In my case, I don’t resent that Sam couldn’t be the one to go through childbirth. I didn’t like pushing, but it wasnt awful. I’m glad I got to do it, and I would do it over and over again. The pain was not as bad as I had expected from all the birth stories I had heard.
Car door? No thanks.
I’ve said before that I was very fortunate not to have any complications in my labour, and I can only talk about my experience. So it might be that I’m going to offend a whole lot of people by declaring that labour isn’t really all that bad. Of course, every experience is different and you can all say ‘I told you so’, should I happen to change my mind with the birth of number two (that sounds like I’m talking about a massive poo)
Anyway, my point is that before I went through labour myself, I was just like that girl I heard on the news saying ‘the idea of a caesarean sounds better than natural birth’. If we stop emphasising doom and gloom and focus on the positives, it would go a long way to changing this view of elective cesarean as the easier option when we know that it isn’t that simple.

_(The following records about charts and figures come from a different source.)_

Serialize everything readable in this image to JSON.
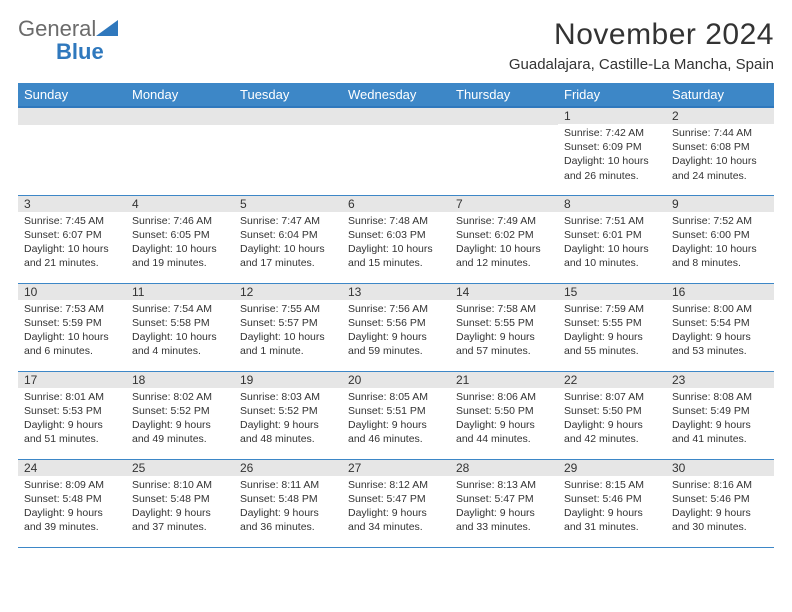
{
  "logo": {
    "text1": "General",
    "text2": "Blue"
  },
  "title": "November 2024",
  "location": "Guadalajara, Castille-La Mancha, Spain",
  "colors": {
    "header_bg": "#3d87c7",
    "header_border": "#2f78bd",
    "daynum_bg": "#e6e6e6",
    "cell_border": "#3d87c7",
    "text": "#333333",
    "logo_gray": "#6b6b6b",
    "logo_blue": "#2f78bd",
    "page_bg": "#ffffff"
  },
  "weekdays": [
    "Sunday",
    "Monday",
    "Tuesday",
    "Wednesday",
    "Thursday",
    "Friday",
    "Saturday"
  ],
  "weeks": [
    [
      null,
      null,
      null,
      null,
      null,
      {
        "d": "1",
        "sr": "Sunrise: 7:42 AM",
        "ss": "Sunset: 6:09 PM",
        "dl1": "Daylight: 10 hours",
        "dl2": "and 26 minutes."
      },
      {
        "d": "2",
        "sr": "Sunrise: 7:44 AM",
        "ss": "Sunset: 6:08 PM",
        "dl1": "Daylight: 10 hours",
        "dl2": "and 24 minutes."
      }
    ],
    [
      {
        "d": "3",
        "sr": "Sunrise: 7:45 AM",
        "ss": "Sunset: 6:07 PM",
        "dl1": "Daylight: 10 hours",
        "dl2": "and 21 minutes."
      },
      {
        "d": "4",
        "sr": "Sunrise: 7:46 AM",
        "ss": "Sunset: 6:05 PM",
        "dl1": "Daylight: 10 hours",
        "dl2": "and 19 minutes."
      },
      {
        "d": "5",
        "sr": "Sunrise: 7:47 AM",
        "ss": "Sunset: 6:04 PM",
        "dl1": "Daylight: 10 hours",
        "dl2": "and 17 minutes."
      },
      {
        "d": "6",
        "sr": "Sunrise: 7:48 AM",
        "ss": "Sunset: 6:03 PM",
        "dl1": "Daylight: 10 hours",
        "dl2": "and 15 minutes."
      },
      {
        "d": "7",
        "sr": "Sunrise: 7:49 AM",
        "ss": "Sunset: 6:02 PM",
        "dl1": "Daylight: 10 hours",
        "dl2": "and 12 minutes."
      },
      {
        "d": "8",
        "sr": "Sunrise: 7:51 AM",
        "ss": "Sunset: 6:01 PM",
        "dl1": "Daylight: 10 hours",
        "dl2": "and 10 minutes."
      },
      {
        "d": "9",
        "sr": "Sunrise: 7:52 AM",
        "ss": "Sunset: 6:00 PM",
        "dl1": "Daylight: 10 hours",
        "dl2": "and 8 minutes."
      }
    ],
    [
      {
        "d": "10",
        "sr": "Sunrise: 7:53 AM",
        "ss": "Sunset: 5:59 PM",
        "dl1": "Daylight: 10 hours",
        "dl2": "and 6 minutes."
      },
      {
        "d": "11",
        "sr": "Sunrise: 7:54 AM",
        "ss": "Sunset: 5:58 PM",
        "dl1": "Daylight: 10 hours",
        "dl2": "and 4 minutes."
      },
      {
        "d": "12",
        "sr": "Sunrise: 7:55 AM",
        "ss": "Sunset: 5:57 PM",
        "dl1": "Daylight: 10 hours",
        "dl2": "and 1 minute."
      },
      {
        "d": "13",
        "sr": "Sunrise: 7:56 AM",
        "ss": "Sunset: 5:56 PM",
        "dl1": "Daylight: 9 hours",
        "dl2": "and 59 minutes."
      },
      {
        "d": "14",
        "sr": "Sunrise: 7:58 AM",
        "ss": "Sunset: 5:55 PM",
        "dl1": "Daylight: 9 hours",
        "dl2": "and 57 minutes."
      },
      {
        "d": "15",
        "sr": "Sunrise: 7:59 AM",
        "ss": "Sunset: 5:55 PM",
        "dl1": "Daylight: 9 hours",
        "dl2": "and 55 minutes."
      },
      {
        "d": "16",
        "sr": "Sunrise: 8:00 AM",
        "ss": "Sunset: 5:54 PM",
        "dl1": "Daylight: 9 hours",
        "dl2": "and 53 minutes."
      }
    ],
    [
      {
        "d": "17",
        "sr": "Sunrise: 8:01 AM",
        "ss": "Sunset: 5:53 PM",
        "dl1": "Daylight: 9 hours",
        "dl2": "and 51 minutes."
      },
      {
        "d": "18",
        "sr": "Sunrise: 8:02 AM",
        "ss": "Sunset: 5:52 PM",
        "dl1": "Daylight: 9 hours",
        "dl2": "and 49 minutes."
      },
      {
        "d": "19",
        "sr": "Sunrise: 8:03 AM",
        "ss": "Sunset: 5:52 PM",
        "dl1": "Daylight: 9 hours",
        "dl2": "and 48 minutes."
      },
      {
        "d": "20",
        "sr": "Sunrise: 8:05 AM",
        "ss": "Sunset: 5:51 PM",
        "dl1": "Daylight: 9 hours",
        "dl2": "and 46 minutes."
      },
      {
        "d": "21",
        "sr": "Sunrise: 8:06 AM",
        "ss": "Sunset: 5:50 PM",
        "dl1": "Daylight: 9 hours",
        "dl2": "and 44 minutes."
      },
      {
        "d": "22",
        "sr": "Sunrise: 8:07 AM",
        "ss": "Sunset: 5:50 PM",
        "dl1": "Daylight: 9 hours",
        "dl2": "and 42 minutes."
      },
      {
        "d": "23",
        "sr": "Sunrise: 8:08 AM",
        "ss": "Sunset: 5:49 PM",
        "dl1": "Daylight: 9 hours",
        "dl2": "and 41 minutes."
      }
    ],
    [
      {
        "d": "24",
        "sr": "Sunrise: 8:09 AM",
        "ss": "Sunset: 5:48 PM",
        "dl1": "Daylight: 9 hours",
        "dl2": "and 39 minutes."
      },
      {
        "d": "25",
        "sr": "Sunrise: 8:10 AM",
        "ss": "Sunset: 5:48 PM",
        "dl1": "Daylight: 9 hours",
        "dl2": "and 37 minutes."
      },
      {
        "d": "26",
        "sr": "Sunrise: 8:11 AM",
        "ss": "Sunset: 5:48 PM",
        "dl1": "Daylight: 9 hours",
        "dl2": "and 36 minutes."
      },
      {
        "d": "27",
        "sr": "Sunrise: 8:12 AM",
        "ss": "Sunset: 5:47 PM",
        "dl1": "Daylight: 9 hours",
        "dl2": "and 34 minutes."
      },
      {
        "d": "28",
        "sr": "Sunrise: 8:13 AM",
        "ss": "Sunset: 5:47 PM",
        "dl1": "Daylight: 9 hours",
        "dl2": "and 33 minutes."
      },
      {
        "d": "29",
        "sr": "Sunrise: 8:15 AM",
        "ss": "Sunset: 5:46 PM",
        "dl1": "Daylight: 9 hours",
        "dl2": "and 31 minutes."
      },
      {
        "d": "30",
        "sr": "Sunrise: 8:16 AM",
        "ss": "Sunset: 5:46 PM",
        "dl1": "Daylight: 9 hours",
        "dl2": "and 30 minutes."
      }
    ]
  ]
}
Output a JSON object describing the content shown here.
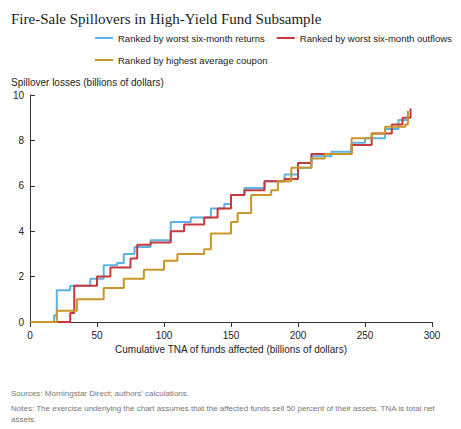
{
  "chart_data": {
    "type": "line",
    "title": "Fire-Sale Spillovers in High-Yield Fund Subsample",
    "y_label": "Spillover losses (billions of dollars)",
    "x_label": "Cumulative TNA of funds affected (billions of dollars)",
    "source": "Sources: Morningstar Direct; authors’ calculations.",
    "notes": "Notes: The exercise underlying the chart assumes that the affected funds sell 50 percent of their assets. TNA is total net assets.",
    "line_style": "step",
    "grid": false,
    "xlim": [
      0,
      300
    ],
    "xticks": [
      0,
      50,
      100,
      150,
      200,
      250,
      300
    ],
    "ylim": [
      0,
      10
    ],
    "yticks": [
      0,
      2,
      4,
      6,
      8,
      10
    ],
    "series": [
      {
        "name": "Ranked by worst six-month returns",
        "color": "#5ab4e5",
        "x": [
          0,
          18,
          20,
          30,
          45,
          55,
          65,
          70,
          78,
          90,
          105,
          120,
          135,
          145,
          150,
          160,
          175,
          190,
          200,
          210,
          225,
          240,
          250,
          265,
          275,
          282
        ],
        "values": [
          0,
          0.3,
          1.4,
          1.6,
          1.9,
          2.5,
          2.6,
          3.0,
          3.3,
          3.6,
          4.4,
          4.6,
          5.0,
          5.2,
          5.6,
          5.9,
          6.2,
          6.5,
          6.8,
          7.3,
          7.5,
          7.9,
          8.1,
          8.5,
          8.9,
          9.3
        ]
      },
      {
        "name": "Ranked by worst six-month outflows",
        "color": "#c8383d",
        "x": [
          0,
          30,
          33,
          50,
          60,
          75,
          80,
          90,
          105,
          115,
          130,
          140,
          150,
          160,
          175,
          190,
          200,
          210,
          225,
          240,
          255,
          270,
          278,
          284
        ],
        "values": [
          0,
          0.4,
          1.6,
          2.0,
          2.4,
          2.8,
          3.4,
          3.5,
          4.0,
          4.3,
          4.6,
          5.0,
          5.6,
          5.8,
          6.2,
          6.3,
          7.0,
          7.4,
          7.4,
          7.8,
          8.3,
          8.7,
          9.0,
          9.4
        ]
      },
      {
        "name": "Ranked by highest average coupon",
        "color": "#c9962a",
        "x": [
          0,
          20,
          35,
          55,
          70,
          85,
          100,
          110,
          130,
          135,
          150,
          155,
          165,
          180,
          185,
          195,
          210,
          220,
          240,
          255,
          265,
          280,
          282
        ],
        "values": [
          0,
          0.5,
          1.0,
          1.5,
          1.9,
          2.3,
          2.7,
          3.0,
          3.2,
          3.9,
          4.4,
          4.8,
          5.6,
          5.8,
          6.2,
          6.8,
          7.2,
          7.4,
          8.1,
          8.3,
          8.6,
          8.7,
          9.3
        ]
      }
    ]
  }
}
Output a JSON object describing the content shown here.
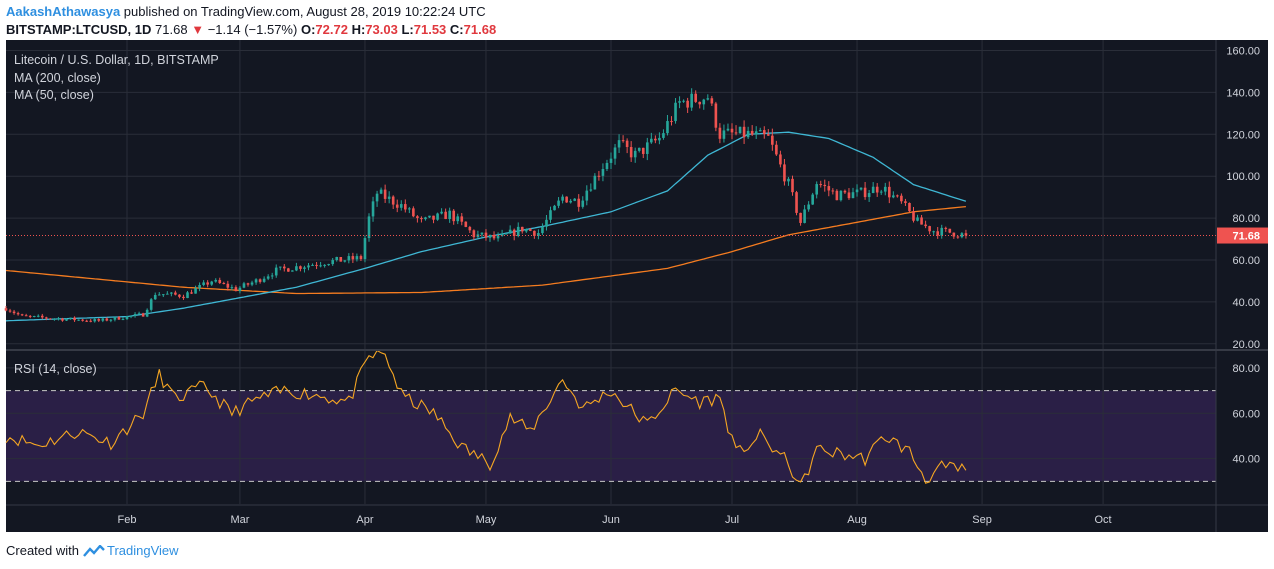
{
  "header": {
    "author": "AakashAthawasya",
    "published_text": "published on TradingView.com, August 28, 2019 10:22:24 UTC",
    "symbol": "BITSTAMP:LTCUSD, 1D",
    "last": "71.68",
    "change": "−1.14 (−1.57%)",
    "open_label": "O:",
    "open": "72.72",
    "high_label": "H:",
    "high": "73.03",
    "low_label": "L:",
    "low": "71.53",
    "close_label": "C:",
    "close": "71.68"
  },
  "footer": {
    "created_with": "Created with",
    "brand": "TradingView"
  },
  "colors": {
    "background": "#131722",
    "grid": "#2a2e39",
    "up": "#26a69a",
    "down": "#ef5350",
    "ma200": "#f57c20",
    "ma50": "#3fb7d4",
    "rsi": "#f5a623",
    "rsi_band": "#2a1f46",
    "price_label": "#ef5350"
  },
  "chart_data": [
    {
      "type": "candlestick",
      "title": "Litecoin / U.S. Dollar, 1D, BITSTAMP",
      "legend": [
        "MA (200, close)",
        "MA (50, close)"
      ],
      "x_tick_labels": [
        "Feb",
        "Mar",
        "Apr",
        "May",
        "Jun",
        "Jul",
        "Aug",
        "Sep",
        "Oct"
      ],
      "x_ticks": [
        "2019-02-01",
        "2019-03-01",
        "2019-04-01",
        "2019-05-01",
        "2019-06-01",
        "2019-07-01",
        "2019-08-01",
        "2019-09-01",
        "2019-10-01"
      ],
      "x_range": [
        "2019-01-02",
        "2019-10-29"
      ],
      "y_ticks": [
        20,
        40,
        60,
        80,
        100,
        120,
        140,
        160
      ],
      "y_tick_labels": [
        "20.00",
        "40.00",
        "60.00",
        "80.00",
        "100.00",
        "120.00",
        "140.00",
        "160.00"
      ],
      "ylim": [
        18,
        165
      ],
      "last_price": 71.68,
      "last_price_label": "71.68",
      "price_anchors": [
        [
          "2019-01-02",
          37
        ],
        [
          "2019-01-06",
          33
        ],
        [
          "2019-01-15",
          32
        ],
        [
          "2019-01-25",
          31
        ],
        [
          "2019-02-05",
          34
        ],
        [
          "2019-02-08",
          44
        ],
        [
          "2019-02-15",
          43
        ],
        [
          "2019-02-22",
          50
        ],
        [
          "2019-02-28",
          46
        ],
        [
          "2019-03-05",
          50
        ],
        [
          "2019-03-10",
          55
        ],
        [
          "2019-03-16",
          57
        ],
        [
          "2019-03-22",
          59
        ],
        [
          "2019-03-31",
          61
        ],
        [
          "2019-04-02",
          80
        ],
        [
          "2019-04-04",
          92
        ],
        [
          "2019-04-10",
          86
        ],
        [
          "2019-04-15",
          78
        ],
        [
          "2019-04-22",
          82
        ],
        [
          "2019-04-28",
          72
        ],
        [
          "2019-05-04",
          70
        ],
        [
          "2019-05-10",
          75
        ],
        [
          "2019-05-14",
          73
        ],
        [
          "2019-05-20",
          90
        ],
        [
          "2019-05-24",
          88
        ],
        [
          "2019-05-30",
          105
        ],
        [
          "2019-06-03",
          115
        ],
        [
          "2019-06-07",
          110
        ],
        [
          "2019-06-13",
          118
        ],
        [
          "2019-06-18",
          135
        ],
        [
          "2019-06-25",
          138
        ],
        [
          "2019-06-28",
          120
        ],
        [
          "2019-07-05",
          120
        ],
        [
          "2019-07-10",
          118
        ],
        [
          "2019-07-15",
          96
        ],
        [
          "2019-07-18",
          78
        ],
        [
          "2019-07-22",
          97
        ],
        [
          "2019-07-27",
          91
        ],
        [
          "2019-08-02",
          92
        ],
        [
          "2019-08-07",
          95
        ],
        [
          "2019-08-12",
          87
        ],
        [
          "2019-08-16",
          78
        ],
        [
          "2019-08-20",
          74
        ],
        [
          "2019-08-25",
          73
        ],
        [
          "2019-08-28",
          71.68
        ]
      ],
      "ma200": {
        "name": "MA (200, close)",
        "points": [
          [
            "2019-01-02",
            55
          ],
          [
            "2019-02-15",
            47
          ],
          [
            "2019-03-15",
            44
          ],
          [
            "2019-04-15",
            44.5
          ],
          [
            "2019-05-15",
            48
          ],
          [
            "2019-06-15",
            56
          ],
          [
            "2019-07-01",
            64
          ],
          [
            "2019-07-15",
            72
          ],
          [
            "2019-08-01",
            78
          ],
          [
            "2019-08-15",
            83
          ],
          [
            "2019-08-28",
            85.5
          ]
        ]
      },
      "ma50": {
        "name": "MA (50, close)",
        "points": [
          [
            "2019-01-02",
            31
          ],
          [
            "2019-02-01",
            33
          ],
          [
            "2019-02-15",
            37
          ],
          [
            "2019-03-01",
            42
          ],
          [
            "2019-03-15",
            47
          ],
          [
            "2019-04-01",
            56
          ],
          [
            "2019-04-15",
            64
          ],
          [
            "2019-05-01",
            71
          ],
          [
            "2019-05-15",
            76
          ],
          [
            "2019-06-01",
            83
          ],
          [
            "2019-06-15",
            93
          ],
          [
            "2019-06-25",
            110
          ],
          [
            "2019-07-05",
            120
          ],
          [
            "2019-07-15",
            121
          ],
          [
            "2019-07-25",
            118
          ],
          [
            "2019-08-05",
            109
          ],
          [
            "2019-08-15",
            96
          ],
          [
            "2019-08-28",
            88
          ]
        ]
      }
    },
    {
      "type": "line",
      "title": "RSI (14, close)",
      "y_ticks": [
        40,
        60,
        80
      ],
      "y_tick_labels": [
        "40.00",
        "60.00",
        "80.00"
      ],
      "ylim": [
        20,
        87
      ],
      "overbought": 70,
      "oversold": 30,
      "series": [
        {
          "name": "RSI (14, close)",
          "points": [
            [
              "2019-01-02",
              50
            ],
            [
              "2019-01-10",
              46
            ],
            [
              "2019-01-20",
              52
            ],
            [
              "2019-01-28",
              47
            ],
            [
              "2019-02-05",
              60
            ],
            [
              "2019-02-09",
              77
            ],
            [
              "2019-02-13",
              66
            ],
            [
              "2019-02-20",
              72
            ],
            [
              "2019-02-27",
              60
            ],
            [
              "2019-03-05",
              66
            ],
            [
              "2019-03-12",
              70
            ],
            [
              "2019-03-20",
              68
            ],
            [
              "2019-03-28",
              65
            ],
            [
              "2019-04-02",
              85
            ],
            [
              "2019-04-06",
              86
            ],
            [
              "2019-04-10",
              68
            ],
            [
              "2019-04-18",
              60
            ],
            [
              "2019-04-25",
              45
            ],
            [
              "2019-05-02",
              38
            ],
            [
              "2019-05-07",
              58
            ],
            [
              "2019-05-12",
              52
            ],
            [
              "2019-05-20",
              75
            ],
            [
              "2019-05-25",
              62
            ],
            [
              "2019-06-01",
              70
            ],
            [
              "2019-06-05",
              63
            ],
            [
              "2019-06-10",
              55
            ],
            [
              "2019-06-17",
              70
            ],
            [
              "2019-06-23",
              65
            ],
            [
              "2019-06-28",
              67
            ],
            [
              "2019-07-02",
              42
            ],
            [
              "2019-07-08",
              50
            ],
            [
              "2019-07-15",
              38
            ],
            [
              "2019-07-18",
              27
            ],
            [
              "2019-07-22",
              44
            ],
            [
              "2019-07-28",
              42
            ],
            [
              "2019-08-03",
              40
            ],
            [
              "2019-08-08",
              50
            ],
            [
              "2019-08-14",
              43
            ],
            [
              "2019-08-18",
              31
            ],
            [
              "2019-08-22",
              36
            ],
            [
              "2019-08-28",
              35
            ]
          ]
        }
      ]
    }
  ]
}
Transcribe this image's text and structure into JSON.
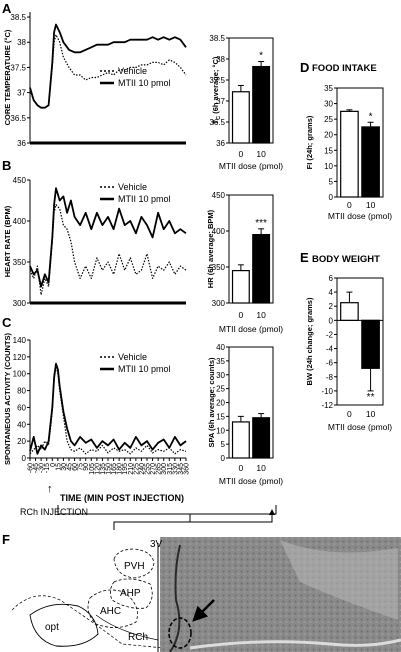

It’s major surgery that comes with the risk of added complications and a longer healing time.
Of course, simply being positive about labour is not going to ensure that someone has a problem free time of it. But having a positive attitude towards an impending labour (or at least to not be completely terrified) has got to help the confidence of that expectant mum in some small way.
What do you think? Was your labour the hardest and worst pain you’ve ever experienced? Should women focus more on the positive aspects of vaginal labour and birth? Do we have a duty not to scare expectant mums or should they be prepared for the worst case scenario? Am I the only one who came out of this thinking, ‘That wasn’t as bad as I thought it was going to be’?
This is definitely the most times I have ever written the word ‘vaginal’ before.